The latest BloombergNEF Levelised Cost of Electricity (LCOE) 2026 report shows that the global benchmark levelised cost of electricity for a typical fixed axis utility scale solar project rose 6% year on year in 2025, reaching US$39 per MWh. In certain regional markets including Australia, benchmark costs are often cited closer to US$55 per MWh due to local market dynamics.
The increase marks a reversal after years of sustained cost declines across the global solar sector. According to BloombergNEF, the uptick was driven by a combination of supply chain constraints affecting critical components, weaker resource availability in selected high growth markets, and structural market reforms in China.

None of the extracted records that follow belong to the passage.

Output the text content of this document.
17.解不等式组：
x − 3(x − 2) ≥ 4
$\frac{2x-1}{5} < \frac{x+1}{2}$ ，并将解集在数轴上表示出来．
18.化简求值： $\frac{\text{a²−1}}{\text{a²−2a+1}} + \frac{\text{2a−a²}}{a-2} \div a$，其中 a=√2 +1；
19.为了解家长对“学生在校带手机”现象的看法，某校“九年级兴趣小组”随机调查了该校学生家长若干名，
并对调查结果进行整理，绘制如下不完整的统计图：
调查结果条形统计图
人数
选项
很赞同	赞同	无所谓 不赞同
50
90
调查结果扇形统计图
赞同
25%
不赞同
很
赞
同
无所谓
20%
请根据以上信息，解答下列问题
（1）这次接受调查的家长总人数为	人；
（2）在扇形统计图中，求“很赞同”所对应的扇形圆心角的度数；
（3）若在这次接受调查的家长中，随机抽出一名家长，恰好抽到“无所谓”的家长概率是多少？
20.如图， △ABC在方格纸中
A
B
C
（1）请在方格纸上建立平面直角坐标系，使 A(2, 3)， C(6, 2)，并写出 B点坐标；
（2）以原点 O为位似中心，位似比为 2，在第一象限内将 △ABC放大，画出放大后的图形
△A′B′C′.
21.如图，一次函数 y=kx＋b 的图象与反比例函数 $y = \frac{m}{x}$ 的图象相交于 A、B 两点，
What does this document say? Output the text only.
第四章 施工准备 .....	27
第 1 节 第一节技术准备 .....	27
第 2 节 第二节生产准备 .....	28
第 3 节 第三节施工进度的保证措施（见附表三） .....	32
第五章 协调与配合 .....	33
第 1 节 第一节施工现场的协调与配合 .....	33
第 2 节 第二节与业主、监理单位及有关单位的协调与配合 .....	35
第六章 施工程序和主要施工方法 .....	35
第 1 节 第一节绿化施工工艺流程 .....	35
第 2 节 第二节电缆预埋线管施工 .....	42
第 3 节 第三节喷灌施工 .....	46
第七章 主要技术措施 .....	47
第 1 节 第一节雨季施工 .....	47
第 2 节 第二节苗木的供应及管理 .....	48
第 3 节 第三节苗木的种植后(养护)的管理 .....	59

Reforms in mainland China, which had previously supported aggressive manufacturing expansion and global overcapacity, contributed to tighter supply conditions and pricing adjustments. Higher financing costs and rising protectionist measures, including import tariffs in several markets, also weighed on project economics and temporarily stalled the downward trajectory of clean energy costs.
Despite the short term pressure, the long term outlook remains firmly downward. BloombergNEF forecasts that global solar LCOE will decline by 30% by 2035, underpinned by continued technology innovation, manufacturing scale and intensified market competition.
A key supporting trend is the rapid fall in battery storage costs. In 2025, the levelised cost of electricity for battery storage projects dropped 27% to a record low of US$78 per MWh. The decline significantly improves the economics of co located solar and storage assets, particularly in markets seeking dispatchable renewable capacity and grid stability.
Even with the 2025 cost increase, utility scale solar remains highly competitive on a global basis. BloombergNEF data indicates onshore wind at around US$40 per MWh, while offshore wind remains materially higher at approximately US$100 per MWh.
For African developers and independent power producers navigating volatile input costs and evolving policy environments, the report reinforces a clear message. Short term cost fluctuations are unlikely to derail solar’s structural competitiveness, particularly as storage integration accelerates and financing conditions stabilise over the medium term.